И, когда Максим встал в двери, смущённо спросил его:

— Самовар — готов?

— Нет ещё…

— Отчего? Там пришёл кто-то.

— Авдотья Гавриловна.

Кожемякин пристально оглядел дворника и заметил, что лицо Максима похудело, осунулось, но стало ещё более независимым и решительным.

«Одолеет он её!» — с грустью подумал Кожемякин и, отвернувшись в сторону, махнул рукой.

— Ну, иди!

И снова сердито думал, стоя среди комнаты:

«Жил бы с кухаркой; женщина ещё в соку, и это в обычае, чтобы дворник с кухаркой жил. А он — эко куда заносится!»

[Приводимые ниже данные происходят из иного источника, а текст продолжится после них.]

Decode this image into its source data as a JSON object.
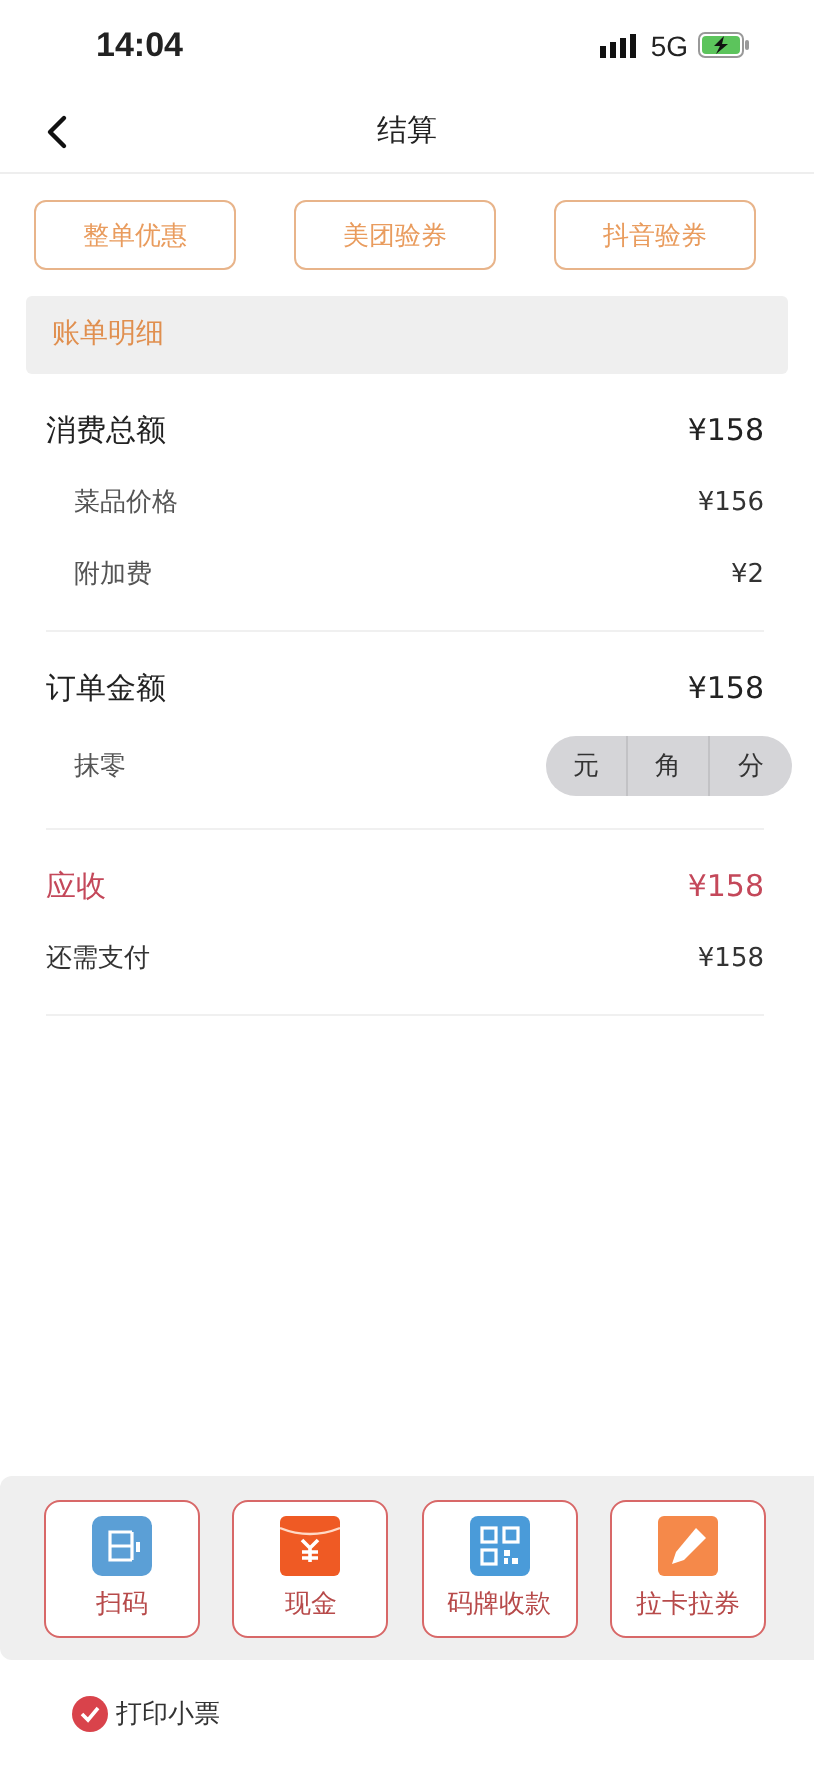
{
  "status_bar": {
    "time": "14:04",
    "network": "5G"
  },
  "nav": {
    "title": "结算"
  },
  "coupons": [
    "整单优惠",
    "美团验券",
    "抖音验券"
  ],
  "bill": {
    "title": "账单明细",
    "sections": [
      [
        {
          "kind": "main",
          "label": "消费总额",
          "value": "¥158"
        },
        {
          "kind": "sub",
          "label": "菜品价格",
          "value": "¥156"
        },
        {
          "kind": "sub",
          "label": "附加费",
          "value": "¥2"
        }
      ],
      [
        {
          "kind": "main",
          "label": "订单金额",
          "value": "¥158"
        },
        {
          "kind": "rounding",
          "label": "抹零",
          "options": [
            {
              "label": "元",
              "selected": false
            },
            {
              "label": "角",
              "selected": false
            },
            {
              "label": "分",
              "selected": false
            }
          ]
        }
      ],
      [
        {
          "kind": "due",
          "label": "应收",
          "value": "¥158"
        },
        {
          "kind": "plain",
          "label": "还需支付",
          "value": "¥158"
        }
      ]
    ]
  },
  "payment_methods": [
    {
      "kind": "scan",
      "label": "扫码"
    },
    {
      "kind": "cash",
      "label": "现金"
    },
    {
      "kind": "qr",
      "label": "码牌收款"
    },
    {
      "kind": "card",
      "label": "拉卡拉券"
    }
  ],
  "print_receipt": {
    "label": "打印小票",
    "checked": true
  }
}
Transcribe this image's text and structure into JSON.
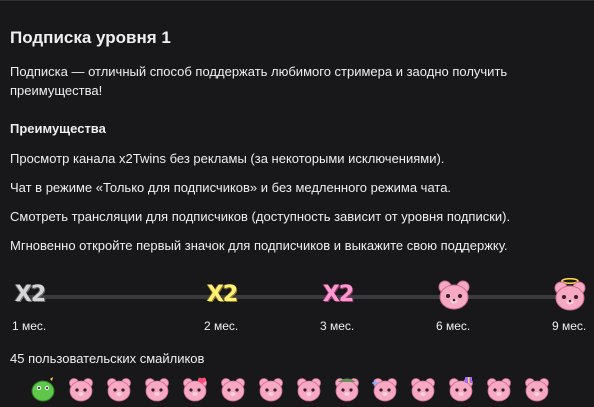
{
  "title": "Подписка уровня 1",
  "description": "Подписка — отличный способ поддержать любимого стримера и заодно получить преимущества!",
  "benefits_heading": "Преимущества",
  "benefits": [
    "Просмотр канала x2Twins без рекламы (за некоторыми исключениями).",
    "Чат в режиме «Только для подписчиков» и без медленного режима чата.",
    "Смотреть трансляции для подписчиков (доступность зависит от уровня подписки).",
    "Мгновенно откройте первый значок для подписчиков и выкажите свою поддержку."
  ],
  "badge_progress": [
    {
      "label": "1 мес.",
      "icon": "x2-gray-badge-icon",
      "text": "X2",
      "color": "#d5d5d8"
    },
    {
      "label": "2 мес.",
      "icon": "x2-yellow-badge-icon",
      "text": "X2",
      "color": "#fff07a"
    },
    {
      "label": "3 мес.",
      "icon": "x2-pink-badge-icon",
      "text": "X2",
      "color": "#ff9ad0"
    },
    {
      "label": "6 мес.",
      "icon": "pink-bear-badge-icon"
    },
    {
      "label": "9 мес.",
      "icon": "pink-bear-halo-badge-icon"
    }
  ],
  "emotes_heading": "45 пользовательских смайликов",
  "emote_icons": [
    "green-dino-emote-icon",
    "pink-bear-emote-icon",
    "pink-bear-emote-icon",
    "pink-bear-emote-icon",
    "pink-bear-heart-emote-icon",
    "pink-bear-emote-icon",
    "pink-bear-emote-icon",
    "pink-bear-emote-icon",
    "pink-bear-cap-emote-icon",
    "pink-bear-sparkle-emote-icon",
    "pink-bear-emote-icon",
    "pink-bear-gift-emote-icon",
    "pink-bear-emote-icon",
    "pink-bear-emote-icon"
  ],
  "colors": {
    "background": "#18181b",
    "text": "#efeff1",
    "track": "#3a3a3f",
    "bear_pink": "#f7a9c4"
  }
}
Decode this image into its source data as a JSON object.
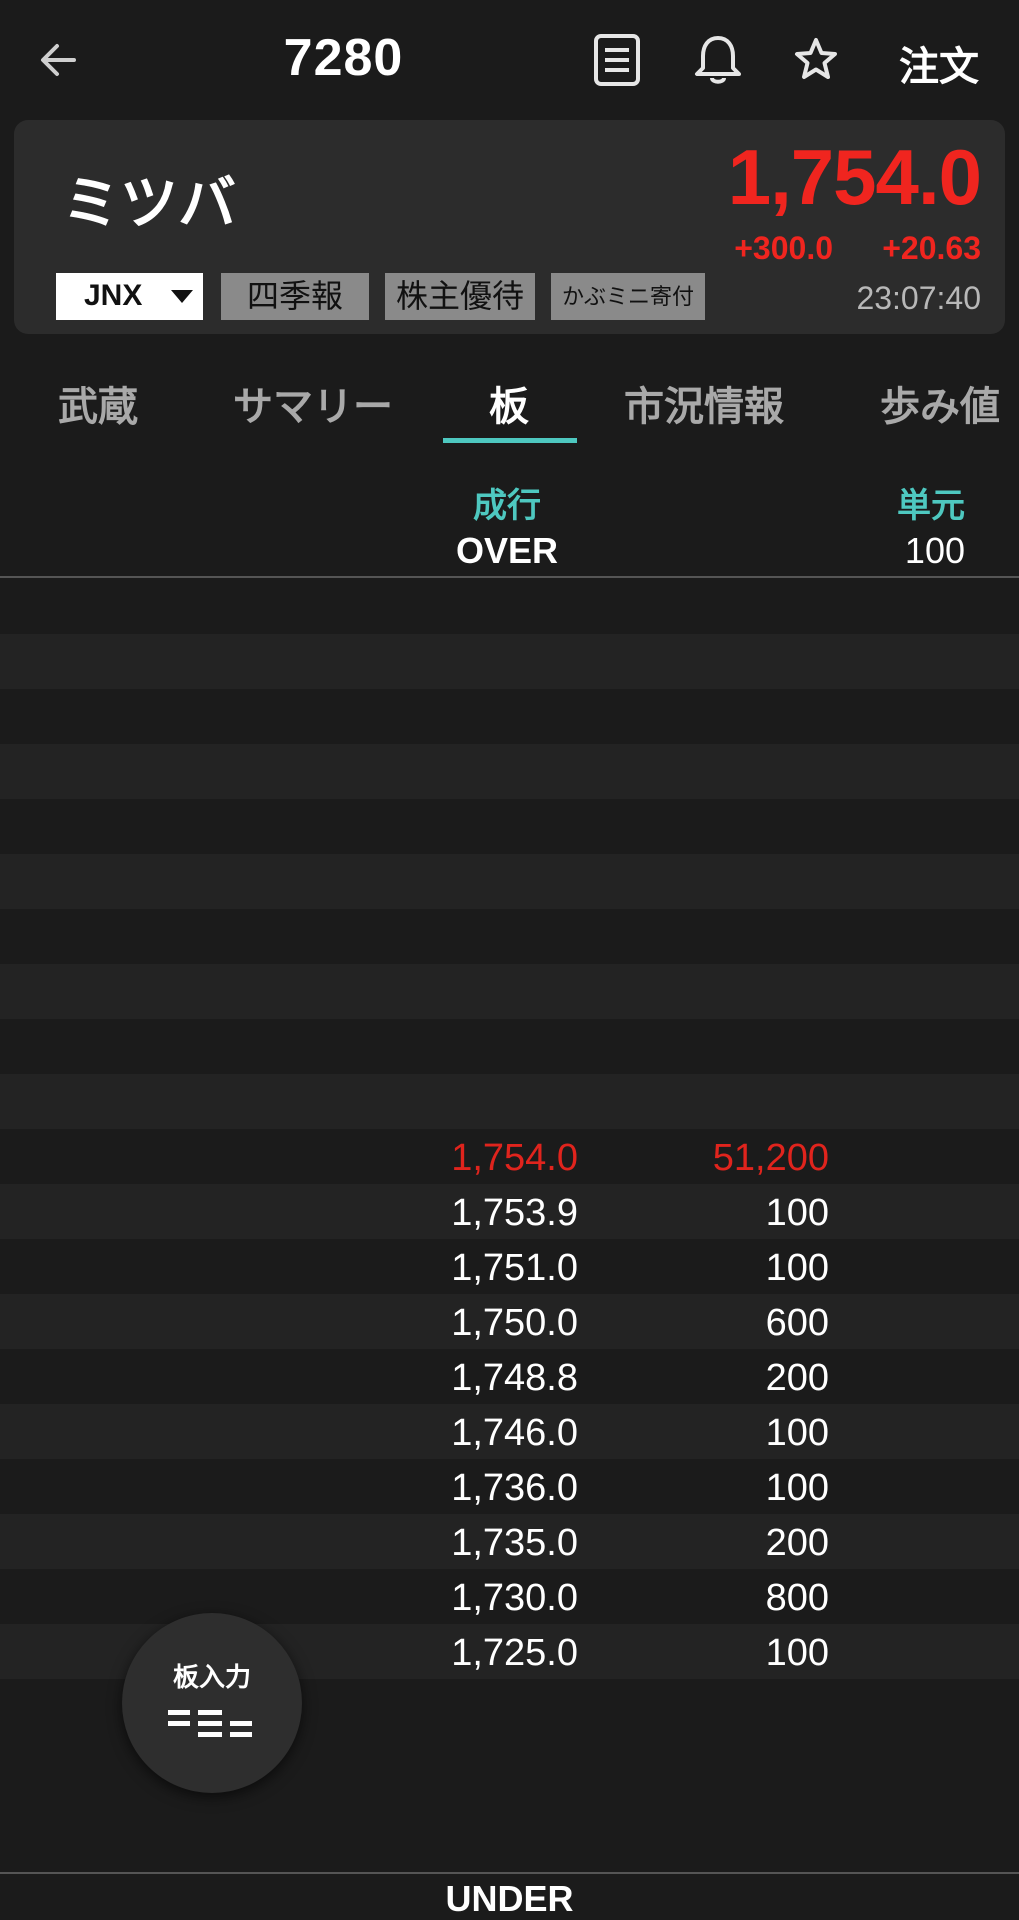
{
  "header": {
    "code": "7280",
    "order_label": "注文",
    "icons": [
      "back-arrow-icon",
      "document-icon",
      "bell-icon",
      "star-icon"
    ]
  },
  "stock": {
    "name": "ミツバ",
    "price": "1,754.0",
    "change": "+300.0",
    "change_pct": "+20.63",
    "time": "23:07:40",
    "market": "JNX",
    "tags": [
      "四季報",
      "株主優待",
      "かぶミニ寄付"
    ],
    "colors": {
      "up": "#f0251f",
      "accent": "#4ec8c0"
    }
  },
  "tabs": [
    "武蔵",
    "サマリー",
    "板",
    "市況情報",
    "歩み値"
  ],
  "active_tab": "板",
  "board": {
    "header_market_order": "成行",
    "header_unit": "単元",
    "over": "OVER",
    "unit": "100",
    "under": "UNDER",
    "rows": [
      {
        "price": "1,754.0",
        "qty": "51,200"
      },
      {
        "price": "1,753.9",
        "qty": "100"
      },
      {
        "price": "1,751.0",
        "qty": "100"
      },
      {
        "price": "1,750.0",
        "qty": "600"
      },
      {
        "price": "1,748.8",
        "qty": "200"
      },
      {
        "price": "1,746.0",
        "qty": "100"
      },
      {
        "price": "1,736.0",
        "qty": "100"
      },
      {
        "price": "1,735.0",
        "qty": "200"
      },
      {
        "price": "1,730.0",
        "qty": "800"
      },
      {
        "price": "1,725.0",
        "qty": "100"
      }
    ]
  },
  "fab": {
    "label": "板入力"
  }
}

Взглянув на себя в зеркало и вздохнув, пошёл в сад, неся в душе что-то неясное, беспокойное и новое.

Горюшина, в голубой кофточке и серой юбке, сидела на скамье под яблоней, спустив белый шёлковый платок с головы на плечи, на её светлых волосах и на шёлке платка играли розовые пятна солнца; поглаживая щёки свои веткой берёзы, она задумчиво смотрела в небо, и губы её двигались, точно женщина молилась.

Кожемякин поздоровался и сел рядом, думая:

«Тихая, покорная. Она уступит…»

Жужжали пчелы, звук этот вливался в грудь, в голову и, опьяняя, вызывал неожиданные мысли.

— Вы ведь вдова? — спросил он тихо.

— Третий год.

— Долго были замужем-то?

— Год пять месяцев…

Отвечала не спеша, но и не задумываясь, тотчас же вслед за вопросом, а казалось, что все слова её с трудом проходят сквозь одну какую-то густую мысль и обесцвечиваются ею. Так, говоря как бы не о себе, однотонно и тускло, она рассказала, что её отец, сторож при казённой палате, велел ей, семнадцатилетней девице, выйти замуж за чиновника, одного из своих начальников; муж вскоре после свадьбы начал пить и умер в одночасье на улице, испугавшись собаки, которая бросилась на него.

— Ласковый был он до вас? — участливо спросил Кожемякин.

— Н-не знаю, — тихо ответила она и тотчас, спохватясь, мило улыбнулась, объясняя: Не успела даже присмотреться, то пьяный, то болен был, — сердце и печёнка болели у него и сердился очень, не на меня, а от страданий, а потом вдруг принесли мёртвого.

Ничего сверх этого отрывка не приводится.